Solution: If your inventory is limited, create a single document updated with the latest tax information. You’ll need to recheck rates regularly and keep track of legislative changes in the places you sell to, but avoiding penalties is well worth it. If you don’t have the resources to track the information manually, or if your inventory or markets are too broad, using an automated solution can reduce your risk of non-compliance.

Assuming the shipping company is getting it right


Problem: Your shipping company may offer to take on classification and documentation tasks. While this may sound great, it’s crucial to read the fine print in your contract. Shipping companies are often not liable for any mistakes in import/export paperwork, and any penalties will fall to you or your customer. 

Solution: Be sure to verify everything in the paperwork and double-check how the shipping company has classified or valued everything you ship. If this sounds like as much work as doing it all yourself, you’re probably right. Unless you’ve set up a specific contract making your shippers liable for any compliance issues, you’re better off completing these tasks on your end.

Fudging the details

Problem: If the stuff you ship is just over de minimus or if the tariff for your product is a lot higher than that of similar products, you may be tempted to fib a bit on the documentation. But if you get inspected and customs officials find out you misidentified the goods, you’ll likely face penalties, fees, and angry customers.

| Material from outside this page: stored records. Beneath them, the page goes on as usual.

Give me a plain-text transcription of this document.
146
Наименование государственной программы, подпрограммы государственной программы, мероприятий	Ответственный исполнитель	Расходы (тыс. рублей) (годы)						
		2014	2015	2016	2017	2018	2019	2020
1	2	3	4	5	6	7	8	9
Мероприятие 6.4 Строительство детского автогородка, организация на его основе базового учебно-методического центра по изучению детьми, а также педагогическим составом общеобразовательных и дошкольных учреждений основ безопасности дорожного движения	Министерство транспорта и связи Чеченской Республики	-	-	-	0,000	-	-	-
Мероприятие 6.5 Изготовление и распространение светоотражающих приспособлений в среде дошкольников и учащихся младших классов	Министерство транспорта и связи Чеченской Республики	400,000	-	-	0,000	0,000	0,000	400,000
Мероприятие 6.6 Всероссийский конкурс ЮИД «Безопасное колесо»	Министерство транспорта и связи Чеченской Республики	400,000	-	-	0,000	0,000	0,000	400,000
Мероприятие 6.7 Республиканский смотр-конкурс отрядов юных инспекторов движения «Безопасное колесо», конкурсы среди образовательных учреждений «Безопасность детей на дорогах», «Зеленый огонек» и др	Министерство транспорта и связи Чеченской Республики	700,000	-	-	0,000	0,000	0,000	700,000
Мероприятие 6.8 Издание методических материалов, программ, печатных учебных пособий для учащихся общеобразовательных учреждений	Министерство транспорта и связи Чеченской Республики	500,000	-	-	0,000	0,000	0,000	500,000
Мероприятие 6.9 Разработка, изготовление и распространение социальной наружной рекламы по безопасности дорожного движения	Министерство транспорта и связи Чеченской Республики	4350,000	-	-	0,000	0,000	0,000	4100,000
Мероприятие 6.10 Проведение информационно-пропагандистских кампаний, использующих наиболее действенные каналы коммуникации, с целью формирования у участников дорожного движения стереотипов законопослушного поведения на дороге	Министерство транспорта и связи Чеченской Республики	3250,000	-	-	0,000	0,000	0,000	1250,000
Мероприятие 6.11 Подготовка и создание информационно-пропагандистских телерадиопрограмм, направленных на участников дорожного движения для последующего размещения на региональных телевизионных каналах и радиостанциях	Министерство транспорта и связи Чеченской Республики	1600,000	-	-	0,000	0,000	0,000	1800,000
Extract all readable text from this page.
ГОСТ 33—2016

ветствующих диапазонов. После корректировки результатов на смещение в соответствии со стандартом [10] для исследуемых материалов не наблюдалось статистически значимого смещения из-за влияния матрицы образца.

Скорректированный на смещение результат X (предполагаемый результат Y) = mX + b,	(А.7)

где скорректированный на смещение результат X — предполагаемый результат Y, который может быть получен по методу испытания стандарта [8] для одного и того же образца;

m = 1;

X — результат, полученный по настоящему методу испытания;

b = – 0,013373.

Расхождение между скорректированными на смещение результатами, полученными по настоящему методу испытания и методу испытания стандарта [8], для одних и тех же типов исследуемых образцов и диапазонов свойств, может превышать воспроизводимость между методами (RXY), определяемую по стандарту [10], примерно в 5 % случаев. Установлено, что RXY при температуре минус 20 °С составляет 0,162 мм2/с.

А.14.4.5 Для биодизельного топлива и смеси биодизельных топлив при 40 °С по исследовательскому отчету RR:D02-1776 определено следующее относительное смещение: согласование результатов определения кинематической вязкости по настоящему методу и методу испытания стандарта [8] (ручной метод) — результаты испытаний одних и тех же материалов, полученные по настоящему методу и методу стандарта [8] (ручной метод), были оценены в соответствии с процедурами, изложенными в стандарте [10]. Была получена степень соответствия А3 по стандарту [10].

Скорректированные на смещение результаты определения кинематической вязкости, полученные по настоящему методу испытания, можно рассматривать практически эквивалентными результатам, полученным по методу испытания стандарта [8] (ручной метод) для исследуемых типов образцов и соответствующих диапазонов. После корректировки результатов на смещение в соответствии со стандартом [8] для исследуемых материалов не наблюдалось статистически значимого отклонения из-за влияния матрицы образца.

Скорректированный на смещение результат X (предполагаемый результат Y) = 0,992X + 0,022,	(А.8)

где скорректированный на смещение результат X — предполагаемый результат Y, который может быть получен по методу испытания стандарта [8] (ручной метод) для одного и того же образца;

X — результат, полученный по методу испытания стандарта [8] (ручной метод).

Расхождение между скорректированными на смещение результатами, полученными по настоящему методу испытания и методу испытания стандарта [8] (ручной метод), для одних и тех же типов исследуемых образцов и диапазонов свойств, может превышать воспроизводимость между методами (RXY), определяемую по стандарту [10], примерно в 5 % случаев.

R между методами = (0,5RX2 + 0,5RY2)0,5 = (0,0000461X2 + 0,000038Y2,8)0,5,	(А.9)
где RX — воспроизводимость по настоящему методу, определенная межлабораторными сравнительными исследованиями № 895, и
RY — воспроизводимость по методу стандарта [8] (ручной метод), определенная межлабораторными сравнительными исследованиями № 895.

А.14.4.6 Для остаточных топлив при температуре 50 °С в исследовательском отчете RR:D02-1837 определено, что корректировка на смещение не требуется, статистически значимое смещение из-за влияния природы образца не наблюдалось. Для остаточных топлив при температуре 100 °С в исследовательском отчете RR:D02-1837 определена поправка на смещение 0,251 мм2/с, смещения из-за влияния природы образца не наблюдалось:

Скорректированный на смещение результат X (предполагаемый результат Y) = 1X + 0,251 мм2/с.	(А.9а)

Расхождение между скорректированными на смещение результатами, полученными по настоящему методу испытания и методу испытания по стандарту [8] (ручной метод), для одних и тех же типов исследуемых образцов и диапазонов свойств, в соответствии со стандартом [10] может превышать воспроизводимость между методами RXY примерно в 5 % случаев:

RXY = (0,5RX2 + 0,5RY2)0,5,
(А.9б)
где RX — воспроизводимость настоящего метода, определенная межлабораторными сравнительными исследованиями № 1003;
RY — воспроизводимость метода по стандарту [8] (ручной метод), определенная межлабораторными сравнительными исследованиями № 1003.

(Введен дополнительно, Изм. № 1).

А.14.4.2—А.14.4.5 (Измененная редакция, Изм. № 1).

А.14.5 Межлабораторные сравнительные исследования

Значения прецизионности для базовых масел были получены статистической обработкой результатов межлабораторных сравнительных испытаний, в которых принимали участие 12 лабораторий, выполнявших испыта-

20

Solution: As tempting as it may be to game the system, do not do it. Customs officials are increasingly aware of this trend and have gotten better at identifying potentially fraudulent packages. It’s not worth the risk. It’s also illegal.

Ignoring the problem

Problem: Figuring out landed cost can be resource-intensive and showing a customer potentially steep fees might kill a purchase. But simply charging for the goods and shipping means your customers may be in for a nasty surprise when they get a call requesting an unexpected payment at customs. They’ll be angry with you and may reject the shipment altogether.

Solution: Provide your customers with the information up front so they can make an informed decision. They may not complete the sale, but no one wants to feel duped. Investing in the right cost calculation software or personnel can help you create a positive customer experience.

Not knowing the rules

Problem: When you sell into a country, you’re responsible for knowing the regulations they impose, including product legislation, bans, and taxes. The more countries you do business in, the more complicated it can be to track everything. Despite this, customs agents aren’t likely to sympathize if you’re caught breaking the rules.

Solution: Be sure to do extensive research when you enter new markets. You’ll also have to pay attention to new legislation and trade rules. This is another area where an automated cross-border solution can save you a lot of time, money, and headaches.

Keeping inadequate records

Problem: There’s no shortage of paperwork with international commerce. Keeping track of everything can be a big hassle, and you may feel like you’re done once a sale is complete. But if you’re audited, or if something goes wrong in the shipping or delivery process, you’ll need to be certain you can back up your part of the transaction.

Solution: Keep a copy of all your paperwork in a clear, manageable filing system. You’ll need to access complete records quickly, should discrepancies arise. Depending on your sales volume, it may make sense to implement a digital records system.